Carlos V puede permitirse el lujo de la clemencia. Otorga a los protestantes el «Interim de Augsburgo», admitiendo el casamiento de los sacerdotes y la comunión con dos especies; a cambio de esto, los protestantes aceptan casi todo el ceremonial católico. Pero este acto de tolerancia no fue del agrado de los católicos y descontentó al papa. Poco faltó para que el vencedor fuera, a su vez, tachado de hereje.

Carlos V está, al parecer, en su apogeo. Los príncipes alemanes han sido derrotados. Lutero acaba de morir pronunciando palabras pesimistas: «Nada bueno le espera al mundo. Alemania ha sido lo que ha sido.» Francisco I ha muerto. Carlos queda libre de enemigos, al menos de los más temibles. Pero los protestantes no se dan por vencidos. Su actitud intransigente en el concilio, reunido nuevamente en Trento por el papa Julio III, confirma la imposibilidad de toda reconciliación con los católicos. Se reconstituye la liga, con el apoyo del rey de Francia Enrique II.
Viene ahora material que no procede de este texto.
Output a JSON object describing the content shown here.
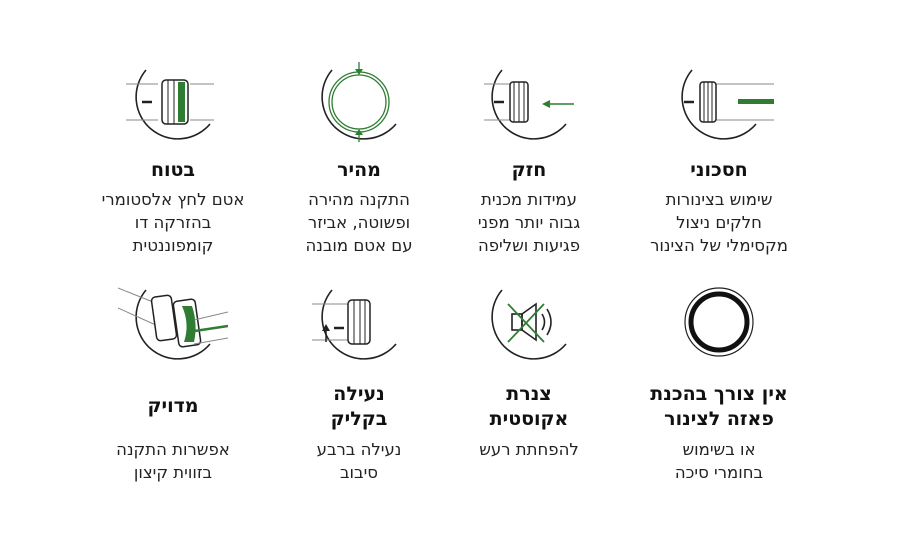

Mauricio de Sajonia, el vencido de Mühlberg, reúne a los rebeldes luteranos: treinta mil hombres, que él conduce a Innsbrück. Arde «la santa guerra evangélica». Danza por doquier, alegremente, «el fuego, hijo favorito de la guerra». Carlos V se ve en gran peligro y huye de Innsbrück disfrazado y con la barba teñida de negro. Se entablan negociaciones en Passau entre el emperador católico y el príncipe protestante.

Dan por resultado la paz de Augsburgo, en la que Carlos V se compromete a renunciar a toda expedición punitiva y reconoce igualdad de derechos en Alemania a católicos y a protestantes. Queda anulado el Interim. Ejus regio, ejus religio… El compromiso es prudente, desde luego. Pero, ¿dónde queda el gran sueño de unidad religiosa del imperio, acariciado por Carlos V? Ahora ya sabe bien que, por culpa de Lutero, no será nunca Carlomagno.